I closed the space between us in a few strides and slapped him on the back hard enough to make him stagger a step. Sometimes a forceful nudge was all it took to jar someone out of their own head. Though, it would have taken a lot more to knock some sense into me at that moment.
“Women don’t know what they want most of the time,” I said, attempting to be the voice of experience rather than the sceptic I was.
Sadie had destroyed that hopeful part of me when she’d taken off all those years ago.
And now she was back just to twist the blade she’d left behind, smiling while she did it.
“Tell her you’ll ruin her for anyone else. One date. That’s all it’ll take.”
Scout coughed, but it sounded more like choking as his eyes bugged out of his head. Jesus, he was acting as though I’d just kicked a puppy. How the hell someone like him was making it in our line of work was beyond me.
“Nah, VP,” he said, frowning. “I can’t say that.” His tone held a serious edge. “She’ll probably slap me.”
And he was probably right. It seemed Sadie and Jasmine had one thing in common—keeping us blokes guessing.
“Well,” I said, scrubbing a hand over his blond head. “Can’t hurt to ask.”
He nodded. “Yeah, I suppose you’re right, VP.” He was taking my words as gospel, but I had no right teaching him anything, especially when it came to women.
Sure, I’d had my fair share of hookups, one-night stands, and temporary . . . I wouldn’t even call them relationships. But as far as the heart went, mine had shrivelled up and turned black a long time ago.
Scout pushed through the doorway to the bar room, and I slipped past him. Heat, sweat, and poor decisions hung thick in the air, choking on the same smoke that clouded the bar.

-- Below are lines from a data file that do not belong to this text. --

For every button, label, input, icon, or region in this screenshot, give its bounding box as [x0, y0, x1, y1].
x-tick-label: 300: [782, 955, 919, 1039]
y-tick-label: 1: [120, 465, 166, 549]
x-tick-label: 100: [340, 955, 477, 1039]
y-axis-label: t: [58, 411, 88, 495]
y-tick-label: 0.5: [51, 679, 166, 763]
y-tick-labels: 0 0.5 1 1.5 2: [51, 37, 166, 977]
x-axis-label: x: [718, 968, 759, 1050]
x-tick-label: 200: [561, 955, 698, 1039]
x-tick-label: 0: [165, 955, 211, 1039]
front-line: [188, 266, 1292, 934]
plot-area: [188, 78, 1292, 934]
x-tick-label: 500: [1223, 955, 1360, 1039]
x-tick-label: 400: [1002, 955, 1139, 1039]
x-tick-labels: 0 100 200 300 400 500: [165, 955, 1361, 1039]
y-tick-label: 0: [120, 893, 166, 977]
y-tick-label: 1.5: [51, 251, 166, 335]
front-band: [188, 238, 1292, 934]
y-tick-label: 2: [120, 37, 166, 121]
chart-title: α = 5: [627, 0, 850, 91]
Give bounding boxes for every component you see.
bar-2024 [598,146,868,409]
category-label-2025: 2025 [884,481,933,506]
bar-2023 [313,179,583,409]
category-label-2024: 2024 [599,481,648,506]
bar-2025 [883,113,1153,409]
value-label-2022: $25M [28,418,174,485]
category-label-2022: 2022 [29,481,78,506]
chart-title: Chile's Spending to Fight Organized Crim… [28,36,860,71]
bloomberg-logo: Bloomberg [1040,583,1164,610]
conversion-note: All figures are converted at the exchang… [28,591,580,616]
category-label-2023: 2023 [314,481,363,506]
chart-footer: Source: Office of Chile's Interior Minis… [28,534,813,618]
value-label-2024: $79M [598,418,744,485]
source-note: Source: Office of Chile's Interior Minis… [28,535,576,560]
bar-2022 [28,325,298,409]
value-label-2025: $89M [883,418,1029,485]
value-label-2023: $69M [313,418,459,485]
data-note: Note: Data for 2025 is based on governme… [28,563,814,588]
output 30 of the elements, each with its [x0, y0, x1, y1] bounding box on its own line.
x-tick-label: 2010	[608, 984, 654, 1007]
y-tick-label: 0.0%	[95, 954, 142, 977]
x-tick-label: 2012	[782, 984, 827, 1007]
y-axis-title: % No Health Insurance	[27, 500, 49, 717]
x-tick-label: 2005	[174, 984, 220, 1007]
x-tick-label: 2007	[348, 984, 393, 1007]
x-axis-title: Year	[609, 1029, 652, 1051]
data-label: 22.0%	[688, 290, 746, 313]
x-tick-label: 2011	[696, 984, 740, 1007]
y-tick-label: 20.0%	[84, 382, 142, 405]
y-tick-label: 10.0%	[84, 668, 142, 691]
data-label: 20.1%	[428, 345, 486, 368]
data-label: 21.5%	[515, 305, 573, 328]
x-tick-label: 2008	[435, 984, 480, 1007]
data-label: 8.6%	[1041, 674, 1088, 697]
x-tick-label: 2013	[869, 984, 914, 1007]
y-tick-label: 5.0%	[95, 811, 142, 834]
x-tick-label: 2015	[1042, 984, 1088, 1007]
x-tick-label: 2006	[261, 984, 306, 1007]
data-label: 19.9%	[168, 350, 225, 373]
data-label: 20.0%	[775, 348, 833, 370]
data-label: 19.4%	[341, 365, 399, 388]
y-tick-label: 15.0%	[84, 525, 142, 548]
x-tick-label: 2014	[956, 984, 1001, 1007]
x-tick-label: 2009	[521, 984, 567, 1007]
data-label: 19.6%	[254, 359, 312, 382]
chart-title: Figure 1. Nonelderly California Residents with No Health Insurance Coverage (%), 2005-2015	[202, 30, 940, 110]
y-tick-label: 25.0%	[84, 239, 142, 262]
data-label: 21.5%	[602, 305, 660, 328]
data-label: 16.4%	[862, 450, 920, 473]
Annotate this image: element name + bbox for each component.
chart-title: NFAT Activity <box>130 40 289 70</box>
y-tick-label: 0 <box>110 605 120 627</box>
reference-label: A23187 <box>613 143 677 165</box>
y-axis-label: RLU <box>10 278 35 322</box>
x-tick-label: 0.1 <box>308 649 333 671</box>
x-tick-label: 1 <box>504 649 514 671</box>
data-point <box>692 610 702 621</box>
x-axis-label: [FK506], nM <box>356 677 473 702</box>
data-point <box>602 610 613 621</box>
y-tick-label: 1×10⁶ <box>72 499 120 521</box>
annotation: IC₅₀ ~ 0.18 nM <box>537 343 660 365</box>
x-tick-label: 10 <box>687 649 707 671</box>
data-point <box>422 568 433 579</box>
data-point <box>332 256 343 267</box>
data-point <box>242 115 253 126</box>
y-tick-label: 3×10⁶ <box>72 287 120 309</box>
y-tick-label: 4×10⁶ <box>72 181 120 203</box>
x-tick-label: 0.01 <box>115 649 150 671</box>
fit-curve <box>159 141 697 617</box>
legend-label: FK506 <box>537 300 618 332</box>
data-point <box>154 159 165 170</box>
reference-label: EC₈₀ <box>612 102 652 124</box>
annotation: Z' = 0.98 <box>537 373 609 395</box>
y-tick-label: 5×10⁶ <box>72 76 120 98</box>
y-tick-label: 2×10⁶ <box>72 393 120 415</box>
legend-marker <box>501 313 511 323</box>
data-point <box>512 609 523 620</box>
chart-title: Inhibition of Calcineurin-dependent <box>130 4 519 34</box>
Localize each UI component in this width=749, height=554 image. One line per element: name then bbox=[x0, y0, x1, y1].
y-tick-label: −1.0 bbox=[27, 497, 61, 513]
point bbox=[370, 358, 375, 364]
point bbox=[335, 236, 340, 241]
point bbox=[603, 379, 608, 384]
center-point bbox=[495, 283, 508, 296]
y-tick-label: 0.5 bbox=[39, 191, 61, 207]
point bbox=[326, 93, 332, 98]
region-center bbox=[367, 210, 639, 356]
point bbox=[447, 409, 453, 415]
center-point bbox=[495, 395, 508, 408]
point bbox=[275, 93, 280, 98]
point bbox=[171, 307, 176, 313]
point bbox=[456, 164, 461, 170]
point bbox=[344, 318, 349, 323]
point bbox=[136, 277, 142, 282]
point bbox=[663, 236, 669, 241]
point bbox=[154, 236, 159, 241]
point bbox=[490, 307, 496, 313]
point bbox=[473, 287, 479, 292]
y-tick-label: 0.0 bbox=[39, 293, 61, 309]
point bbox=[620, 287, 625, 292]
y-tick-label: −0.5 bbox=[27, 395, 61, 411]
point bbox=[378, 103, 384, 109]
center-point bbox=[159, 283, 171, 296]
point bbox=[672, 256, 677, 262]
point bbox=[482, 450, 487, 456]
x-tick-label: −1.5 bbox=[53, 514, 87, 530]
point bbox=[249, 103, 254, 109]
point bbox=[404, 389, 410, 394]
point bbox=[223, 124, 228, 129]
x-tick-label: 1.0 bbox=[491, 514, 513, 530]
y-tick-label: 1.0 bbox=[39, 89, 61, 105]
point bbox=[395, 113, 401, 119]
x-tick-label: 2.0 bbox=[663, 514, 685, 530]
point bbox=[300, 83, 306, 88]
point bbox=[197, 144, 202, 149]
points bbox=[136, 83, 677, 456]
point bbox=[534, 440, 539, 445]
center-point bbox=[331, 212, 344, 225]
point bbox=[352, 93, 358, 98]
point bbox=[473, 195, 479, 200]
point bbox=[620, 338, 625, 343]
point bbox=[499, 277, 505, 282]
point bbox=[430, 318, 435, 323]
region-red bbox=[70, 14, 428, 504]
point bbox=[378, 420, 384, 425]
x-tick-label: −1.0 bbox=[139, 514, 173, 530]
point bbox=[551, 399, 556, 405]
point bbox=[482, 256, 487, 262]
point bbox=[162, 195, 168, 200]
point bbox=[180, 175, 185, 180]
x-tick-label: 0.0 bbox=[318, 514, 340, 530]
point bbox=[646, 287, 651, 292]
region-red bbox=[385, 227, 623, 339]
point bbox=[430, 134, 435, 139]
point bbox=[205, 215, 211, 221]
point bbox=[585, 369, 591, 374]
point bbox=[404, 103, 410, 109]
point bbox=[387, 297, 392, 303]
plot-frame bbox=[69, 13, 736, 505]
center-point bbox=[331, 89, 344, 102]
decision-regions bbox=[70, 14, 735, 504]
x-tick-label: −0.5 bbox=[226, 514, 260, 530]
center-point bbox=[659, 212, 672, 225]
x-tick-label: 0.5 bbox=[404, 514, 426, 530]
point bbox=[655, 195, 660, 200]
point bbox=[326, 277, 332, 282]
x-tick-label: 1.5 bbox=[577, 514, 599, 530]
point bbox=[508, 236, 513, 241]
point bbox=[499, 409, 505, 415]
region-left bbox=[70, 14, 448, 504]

My focus instinctively zeroed in on Sadie seated at the far end. The sight of her was a goddamn ambush—tight black dress, legs for miles, and a smile that should’ve come with a trigger warning. Jasmine’s doing, no doubt.
A few of the boys turned to look. Couldn’t blame them. She looked like trouble served on a silver fucking platter.
My hands twitched at my sides. I’d never wanted to punish someone as much as I did her in that moment. There she was, in the one place she knew she shouldn’t be. The words I wanted to hammer into her head collided with each other, except all they formed was a string of incoherent bullshit.
And then there was Snake, the slimy bastard, already wrapping himself around her like he was staking his claim.
He was a buzzard who had smelled fresh meat, and Sadie was playing along with it.
Stupid, frustrating, and as beautiful as the day she cut me in half and snatched my heart from my bleeding chest. Maybe this time, she’d finish the job.
Just hold the useless organ up and watch it stop beating in her hands.
My mind raced as I shoved through the crowd, bodies knocking into me, and liquor coating the already-sticky floor.
My brain was short-circuiting—rage, panic, and need all colliding like firecrackers in my head.
I didn’t have a plan. Just instinct. All I knew was I had to do something drastic, and quickly, to prove to Snake that Sadie wasn’t to be touched.
She was a magnet for trouble, and I was already living on borrowed fucking time. So, I did the only thing that might have kept Snake the hell away from her.